A Dangerous Method (2012)

This movie is proof of what I always say about psychiatry--that truth is stranger than fiction.  A story that you would not believe if you read it can come tumbling out of the mouths of patients.

The main man here is Carl Jung (aptly played by Michael Fassbender, who bears a reasonable resemblance to the man himself) and the setting is Switzerland.

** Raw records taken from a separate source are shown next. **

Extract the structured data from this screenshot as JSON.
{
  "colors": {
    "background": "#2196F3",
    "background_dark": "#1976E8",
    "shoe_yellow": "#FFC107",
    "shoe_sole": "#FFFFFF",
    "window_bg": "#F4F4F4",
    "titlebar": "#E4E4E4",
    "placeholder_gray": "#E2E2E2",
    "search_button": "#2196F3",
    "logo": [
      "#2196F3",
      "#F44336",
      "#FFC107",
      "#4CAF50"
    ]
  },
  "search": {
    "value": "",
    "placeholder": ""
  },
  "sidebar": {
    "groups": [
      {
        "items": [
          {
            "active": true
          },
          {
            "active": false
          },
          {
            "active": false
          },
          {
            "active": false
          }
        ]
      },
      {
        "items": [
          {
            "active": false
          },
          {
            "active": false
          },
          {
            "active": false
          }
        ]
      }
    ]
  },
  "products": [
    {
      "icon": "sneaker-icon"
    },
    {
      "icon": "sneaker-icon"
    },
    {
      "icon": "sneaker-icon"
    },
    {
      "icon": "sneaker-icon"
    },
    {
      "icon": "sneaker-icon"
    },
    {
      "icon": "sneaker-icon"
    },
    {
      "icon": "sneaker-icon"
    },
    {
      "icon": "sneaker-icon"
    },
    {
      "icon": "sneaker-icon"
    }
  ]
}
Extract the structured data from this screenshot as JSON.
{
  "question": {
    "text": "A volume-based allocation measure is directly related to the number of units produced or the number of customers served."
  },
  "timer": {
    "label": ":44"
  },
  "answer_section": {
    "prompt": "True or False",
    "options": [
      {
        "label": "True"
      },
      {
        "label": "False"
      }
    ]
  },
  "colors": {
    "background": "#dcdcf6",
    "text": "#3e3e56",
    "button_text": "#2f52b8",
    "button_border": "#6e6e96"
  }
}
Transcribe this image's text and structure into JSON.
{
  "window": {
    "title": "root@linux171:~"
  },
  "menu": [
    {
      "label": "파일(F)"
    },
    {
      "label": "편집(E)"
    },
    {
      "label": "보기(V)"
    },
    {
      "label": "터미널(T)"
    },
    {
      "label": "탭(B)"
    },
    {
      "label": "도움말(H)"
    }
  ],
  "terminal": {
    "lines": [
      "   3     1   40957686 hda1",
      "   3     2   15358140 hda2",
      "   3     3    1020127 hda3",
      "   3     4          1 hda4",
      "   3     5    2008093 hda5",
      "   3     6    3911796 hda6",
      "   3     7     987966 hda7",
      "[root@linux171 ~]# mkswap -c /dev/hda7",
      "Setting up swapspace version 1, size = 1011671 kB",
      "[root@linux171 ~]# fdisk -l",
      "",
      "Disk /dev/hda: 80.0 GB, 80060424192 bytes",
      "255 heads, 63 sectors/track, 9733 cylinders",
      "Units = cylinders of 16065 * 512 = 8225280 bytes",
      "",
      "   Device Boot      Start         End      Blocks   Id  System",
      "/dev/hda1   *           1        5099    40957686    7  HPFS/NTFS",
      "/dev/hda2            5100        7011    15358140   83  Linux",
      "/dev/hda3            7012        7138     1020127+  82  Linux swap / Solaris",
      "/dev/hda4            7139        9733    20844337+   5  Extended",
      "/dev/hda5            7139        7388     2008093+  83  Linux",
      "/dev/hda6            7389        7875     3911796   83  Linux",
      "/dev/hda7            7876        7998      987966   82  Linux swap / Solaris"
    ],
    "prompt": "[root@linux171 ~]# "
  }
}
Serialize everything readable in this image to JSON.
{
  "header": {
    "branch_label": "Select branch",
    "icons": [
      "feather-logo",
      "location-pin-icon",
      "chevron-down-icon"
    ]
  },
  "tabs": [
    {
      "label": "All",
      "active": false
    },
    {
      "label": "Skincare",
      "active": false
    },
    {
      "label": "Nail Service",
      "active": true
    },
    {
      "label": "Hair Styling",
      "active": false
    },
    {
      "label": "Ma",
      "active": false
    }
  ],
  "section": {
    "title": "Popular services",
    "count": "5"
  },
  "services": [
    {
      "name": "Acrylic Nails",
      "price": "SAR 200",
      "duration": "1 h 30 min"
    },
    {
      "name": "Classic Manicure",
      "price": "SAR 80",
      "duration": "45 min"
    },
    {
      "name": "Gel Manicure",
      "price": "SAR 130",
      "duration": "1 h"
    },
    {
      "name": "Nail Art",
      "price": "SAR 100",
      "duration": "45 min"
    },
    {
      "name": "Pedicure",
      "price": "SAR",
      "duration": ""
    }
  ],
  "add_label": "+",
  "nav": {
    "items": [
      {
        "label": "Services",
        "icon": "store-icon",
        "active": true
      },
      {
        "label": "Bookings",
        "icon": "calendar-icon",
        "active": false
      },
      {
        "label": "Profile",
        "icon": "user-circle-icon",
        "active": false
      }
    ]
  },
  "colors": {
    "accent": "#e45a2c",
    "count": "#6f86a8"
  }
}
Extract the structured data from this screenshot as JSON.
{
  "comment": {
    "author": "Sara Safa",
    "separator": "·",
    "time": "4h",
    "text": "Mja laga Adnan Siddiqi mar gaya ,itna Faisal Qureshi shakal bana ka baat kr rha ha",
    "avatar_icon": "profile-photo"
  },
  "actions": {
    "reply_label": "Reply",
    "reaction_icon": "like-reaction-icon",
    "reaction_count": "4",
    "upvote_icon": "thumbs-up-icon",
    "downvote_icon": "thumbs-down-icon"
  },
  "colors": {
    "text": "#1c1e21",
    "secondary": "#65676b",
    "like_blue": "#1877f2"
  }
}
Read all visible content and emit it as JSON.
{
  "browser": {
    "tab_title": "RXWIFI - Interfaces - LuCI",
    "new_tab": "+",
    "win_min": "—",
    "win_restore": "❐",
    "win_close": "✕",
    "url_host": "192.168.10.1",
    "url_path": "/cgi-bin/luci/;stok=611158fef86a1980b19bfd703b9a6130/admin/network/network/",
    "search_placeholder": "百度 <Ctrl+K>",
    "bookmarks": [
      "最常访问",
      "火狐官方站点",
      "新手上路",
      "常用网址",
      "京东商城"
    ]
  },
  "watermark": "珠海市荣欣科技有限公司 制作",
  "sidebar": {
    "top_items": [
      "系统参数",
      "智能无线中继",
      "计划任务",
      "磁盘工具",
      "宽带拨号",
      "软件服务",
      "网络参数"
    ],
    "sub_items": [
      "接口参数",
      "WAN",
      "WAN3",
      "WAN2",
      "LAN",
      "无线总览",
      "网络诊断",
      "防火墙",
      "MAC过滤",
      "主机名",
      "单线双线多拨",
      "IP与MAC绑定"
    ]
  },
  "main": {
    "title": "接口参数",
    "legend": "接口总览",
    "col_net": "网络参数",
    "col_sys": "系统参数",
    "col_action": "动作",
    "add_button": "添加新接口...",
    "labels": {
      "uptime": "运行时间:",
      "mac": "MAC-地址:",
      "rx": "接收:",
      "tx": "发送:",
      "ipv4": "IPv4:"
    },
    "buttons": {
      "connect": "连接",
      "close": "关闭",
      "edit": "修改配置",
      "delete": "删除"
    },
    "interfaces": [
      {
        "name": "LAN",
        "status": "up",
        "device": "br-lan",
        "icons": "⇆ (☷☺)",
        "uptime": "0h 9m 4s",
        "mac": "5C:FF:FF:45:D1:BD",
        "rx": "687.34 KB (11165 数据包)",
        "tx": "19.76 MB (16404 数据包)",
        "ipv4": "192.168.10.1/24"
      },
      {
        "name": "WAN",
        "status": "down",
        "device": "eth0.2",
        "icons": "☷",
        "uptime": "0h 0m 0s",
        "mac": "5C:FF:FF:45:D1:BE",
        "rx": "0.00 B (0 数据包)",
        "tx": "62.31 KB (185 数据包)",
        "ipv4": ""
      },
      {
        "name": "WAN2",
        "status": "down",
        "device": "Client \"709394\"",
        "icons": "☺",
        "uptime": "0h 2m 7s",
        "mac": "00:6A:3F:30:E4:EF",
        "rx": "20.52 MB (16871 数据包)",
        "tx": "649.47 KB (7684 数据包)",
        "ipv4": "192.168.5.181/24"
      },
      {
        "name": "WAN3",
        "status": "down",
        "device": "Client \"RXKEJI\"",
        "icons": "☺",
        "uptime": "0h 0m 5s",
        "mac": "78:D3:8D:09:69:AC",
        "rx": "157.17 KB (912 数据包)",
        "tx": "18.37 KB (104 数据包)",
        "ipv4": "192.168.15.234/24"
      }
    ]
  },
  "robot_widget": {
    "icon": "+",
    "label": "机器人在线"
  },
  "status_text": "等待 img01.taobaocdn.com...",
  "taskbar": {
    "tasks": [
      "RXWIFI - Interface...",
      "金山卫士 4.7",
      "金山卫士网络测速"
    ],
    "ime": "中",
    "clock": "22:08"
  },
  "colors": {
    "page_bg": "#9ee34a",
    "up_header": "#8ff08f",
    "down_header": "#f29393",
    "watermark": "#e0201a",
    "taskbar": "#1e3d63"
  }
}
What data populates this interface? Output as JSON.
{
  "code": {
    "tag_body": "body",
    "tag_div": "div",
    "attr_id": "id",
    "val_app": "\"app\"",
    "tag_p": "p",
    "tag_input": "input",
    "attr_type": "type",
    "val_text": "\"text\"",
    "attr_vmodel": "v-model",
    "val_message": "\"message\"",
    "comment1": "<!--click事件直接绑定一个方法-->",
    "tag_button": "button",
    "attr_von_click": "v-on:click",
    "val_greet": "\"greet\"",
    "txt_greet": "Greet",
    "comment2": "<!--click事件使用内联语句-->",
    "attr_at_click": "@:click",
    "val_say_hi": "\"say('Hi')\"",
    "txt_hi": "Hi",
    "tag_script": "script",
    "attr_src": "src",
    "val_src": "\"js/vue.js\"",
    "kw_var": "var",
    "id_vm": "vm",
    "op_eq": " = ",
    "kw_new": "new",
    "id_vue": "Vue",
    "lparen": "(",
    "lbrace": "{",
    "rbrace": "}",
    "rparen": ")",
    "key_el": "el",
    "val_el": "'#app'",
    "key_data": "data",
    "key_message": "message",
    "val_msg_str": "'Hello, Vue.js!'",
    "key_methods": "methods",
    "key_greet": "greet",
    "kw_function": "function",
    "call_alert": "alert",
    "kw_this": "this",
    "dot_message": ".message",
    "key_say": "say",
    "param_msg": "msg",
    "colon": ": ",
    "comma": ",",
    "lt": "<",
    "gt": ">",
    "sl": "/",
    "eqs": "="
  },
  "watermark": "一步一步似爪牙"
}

Jung is working in a psychiatric hospital, treating hysterical women with talking therapy.  In comes Sabina Speilrein (Keira Knightly plays hysteria beautifully--she must have spent some time looking over Charcot's collection of photographs).  She is a Russian Jew who once she shares the darkest secret of her shame, she manages to go forward into the world successfully.

 Her shame?  Spanking turns her on.  Her father stripped her naked and spanked her.  Repeatedly.  It probably turned him on--there is a sexual aspect of violence.  He probably told himself that he was doing it for her own good, but really he was doing it because it felt good.  For him.  So, she is sexually inexperienced and ashamed of what gets her hot.  Not a good combination in repressed Victorian Europe.  But Jung lets her know that he finds this completely unremarkable.  She gets better--and then she beds him.

Freud (Viggo Mortensen) enters Jung's life between time that Sabina is the patient and when she is the mistress.  They talk frequently about the transference that occurs between patient and doctor, and Freud is disapproving of anything coming of that--the love of a patient for the doctor is a false love, dangerous to the patient.  It is Otto Gross, a man credited with being the grandfather of the Counterculture movement almost a century later, a drug addict and a sex addict, who convinces Jung to act upon his desires with Sabina.  Otto senses that still waters run deep in Jung, that his wife is not a good erotic match for him, and he points out that Freud is probably so down on the idea because he is not getting enough sex.  And who wouldn't want to romp in the bedroom with the lovely Keira Knightly, experimenting with who knows what along the way?  The film plays this out to the end, which doesn't go all that well, but it is well acted and the film largely doesn't play fast and loose with the historical facts.